5. Not having a private profile on social media
“It still surprises me the number of people who don’t keep their profiles private,” says Stacey Vogler, managing director of ProtectYourBubble.com, a company that insures smartphones, laptops and other communication devices. When you have your birth date, your phone number or your address on your profile, it’s an invitation for hackers to come in and use it in a malicious way, she says.
“It’s an entry into your life and who you are,” she says. “It would be easy to figure things out after following a few posts from you on a non-private profile.”
6. Following a phishing email — even if you’re “just curious”
If you get an email letting you know you’ve won $1 million for a contest you never entered, you shouldn’t follow the link or provide any information. Many people know emails like this are a scam, but they still follow along for a bit. This is a huge mistake. “Some people are curious, so they start a correspondence with the person to see if there’s something there or to see what kind of a scam it is,” Vogler says. “Unfortunately, any entry into who you are or where you live opens the door. It suddenly becomes really easy for them to hack into your life.”
7. Failing to monitor your bank statements and credit card statements
It’s surprising the amount of people who don’t monitor their credit card statements or banking statements to check for fraudulent activity, Vogler says. If you keep an eye on your statements, you can catch fraud early on.
“Check all your transactions to make sure they’re ones you have made. The dates and times, the merchants should all be ones you’re familiar with,” she says. “Look for anything that doesn’t seem typical to your normal behavior and notify your bank or credit card company immediately if something doesn’t check out.”
8. Carrying your Social Security card or Medicare card in your purse or wallet
“You don’t need to do it.

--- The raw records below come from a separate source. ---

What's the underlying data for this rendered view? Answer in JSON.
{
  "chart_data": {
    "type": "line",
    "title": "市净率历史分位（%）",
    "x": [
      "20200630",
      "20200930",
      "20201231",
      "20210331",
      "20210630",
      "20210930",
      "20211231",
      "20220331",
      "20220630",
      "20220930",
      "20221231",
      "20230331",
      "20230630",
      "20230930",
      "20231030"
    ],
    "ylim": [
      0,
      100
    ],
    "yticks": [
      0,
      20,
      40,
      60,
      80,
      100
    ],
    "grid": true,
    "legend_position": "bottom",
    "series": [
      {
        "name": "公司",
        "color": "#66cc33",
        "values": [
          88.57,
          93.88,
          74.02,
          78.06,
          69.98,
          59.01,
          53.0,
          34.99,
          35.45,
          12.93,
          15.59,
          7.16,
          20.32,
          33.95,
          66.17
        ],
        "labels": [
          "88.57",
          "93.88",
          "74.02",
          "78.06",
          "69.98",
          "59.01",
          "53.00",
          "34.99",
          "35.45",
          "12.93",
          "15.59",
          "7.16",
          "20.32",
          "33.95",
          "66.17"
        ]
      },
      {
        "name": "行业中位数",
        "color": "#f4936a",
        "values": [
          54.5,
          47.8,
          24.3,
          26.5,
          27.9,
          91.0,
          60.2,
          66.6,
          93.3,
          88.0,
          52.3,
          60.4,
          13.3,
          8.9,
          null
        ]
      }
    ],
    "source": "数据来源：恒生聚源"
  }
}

It’s unnecessary,” Levin says. “You’re totally exposed.”
The elderly are already prime targets for identity thieves, and since your Medicare ID is your Social Security number, you’re leaving yourself at risk by carrying either.
“You never want to have something in your purse or wallet that has your Social Security number on it,” he says. “If you need to present it to a doctor or other agency one day, then carry it to the appointment and go straight home. Don’t leave it in your wallet for weeks or months on end.”
9. Putting too much information on social media
“Don’t take a selfie with your address in the background,” Levin says.
It may sound ridiculous, but some people will take a picture of their first drivers’ license that displays their full name and address. Others might take a photo of their final credit card statement announcing that they’ve just paid off their bills — unintentionally displaying their account number and other personal details.
“You don’t take a picture saying, ‘Look at my incredibly valuable new car in my front yard,’ and show everyone your address,” Levin says. “Your Facebook friends are not all looking out for you. Identity theft and property theft occurs even with family and friends. Why open yourself up to pain?”
10. Storing confidential info on your smartphone
Don’t keep passwords, PINs or your Social Security number stored on your smartphone — even in your email account. In other words, don’t save an email called “Passwords” or “Social.” This applies to your personal information as well as the personal information of your children or family members. “There are people out there with all good intentions who are helping their children or parents deal with a financial issue, so they store all this personal information on their phone so they’ll have it handy,” Levin says. “Your phone is a communication device — not a storage device.”